Incidence of AI after unilateral adrenalectomy in PA was 27 %. It was initially regarded as solely a transient phenomenon. However, occasional prolong AI was reported in PA. Our patient presented with persistent hypotension, general fatigue, and hyperkalemia after unilateral adrenalectomy. AI was not diagnosed until she had refractory hypotension with complete AV block. Co-secretion of aldosterone and cortisol adenoma was therefore suspected.
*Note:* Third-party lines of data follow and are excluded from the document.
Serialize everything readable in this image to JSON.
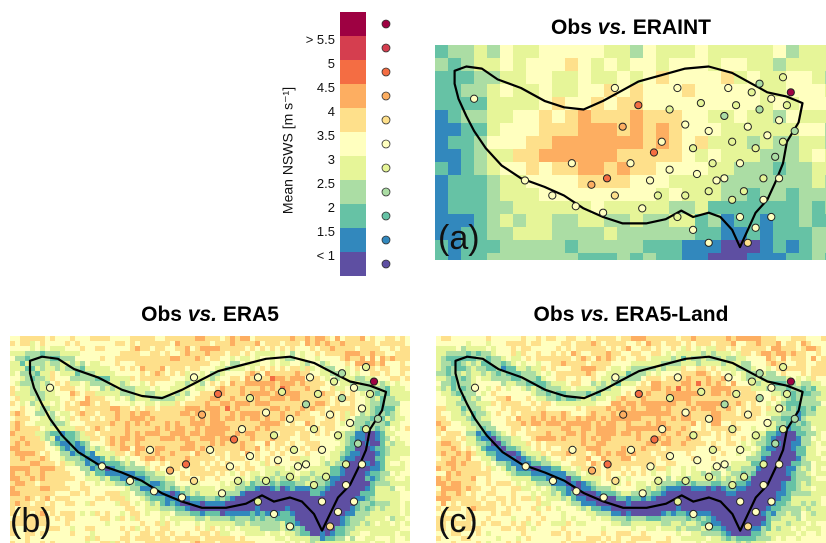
{
  "colorbar": {
    "axis_label": "Mean NSWS [m s⁻¹]",
    "ticks": [
      "> 5.5",
      "5",
      "4.5",
      "4",
      "3.5",
      "3",
      "2.5",
      "2",
      "1.5",
      "< 1"
    ],
    "colors": [
      "#9e0142",
      "#d53e4f",
      "#f46d43",
      "#fdae61",
      "#fee08b",
      "#ffffbf",
      "#e6f598",
      "#abdda4",
      "#66c2a5",
      "#3288bd",
      "#5e4fa2"
    ]
  },
  "panels": [
    {
      "id": "a",
      "title_prefix": "Obs ",
      "title_italic": "vs.",
      "title_suffix": " ERAINT",
      "label": "(a)"
    },
    {
      "id": "b",
      "title_prefix": "Obs ",
      "title_italic": "vs.",
      "title_suffix": " ERA5",
      "label": "(b)"
    },
    {
      "id": "c",
      "title_prefix": "Obs ",
      "title_italic": "vs.",
      "title_suffix": " ERA5-Land",
      "label": "(c)"
    }
  ]
}
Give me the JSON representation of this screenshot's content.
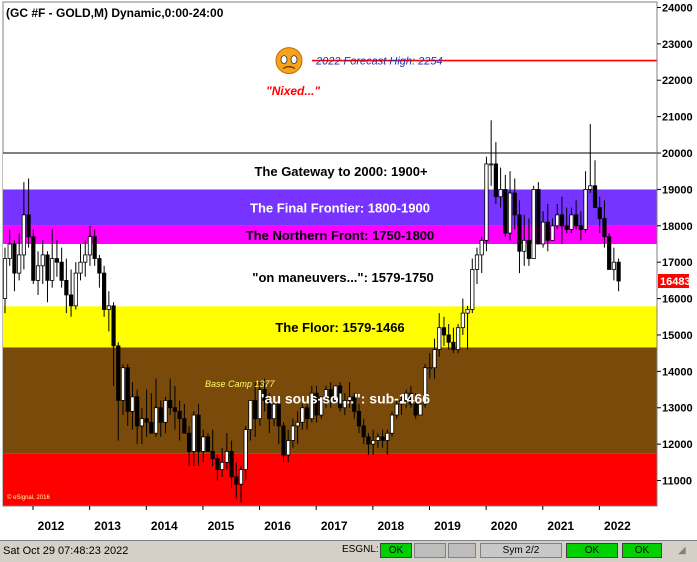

Since AI occurred in about half of the patients with subclinical hypercortisolism, co-secretion of aldosterone and cortisol adrenal adenoma started being a raised issue. Prevalence of co-secretion of aldosterone and cortisol was reported from 5 to 21 %. Two third of the patients were female. Typical presentations included resistant hypertension combined with electrolyte disorders. Seventy-four percent of the patients had subclinical hypercortisolism. Reported somatic gene mutation included KCNJ5, GNAS, PRKACA, CTNNB1, and APC in aldosterone and cortisone cosecreation tumor. Our patient carried a somatic KCNJ5 mutation, which was compatible with clinical findings. Current diagnostic work-up in primary aldosteronism usually does not include assessment for hypercortisolism. However, in patients with co-secretion of aldosterone and cortisone adrenal adenoma, incomplete survey may contribute to severe complications. Therefore, complete adrenal function work-up is necessary in patients with adrenal tumor. Proper treatment may be applied to co-secretion tumor with aldosterone and cortisol in order to prevent prolong AI.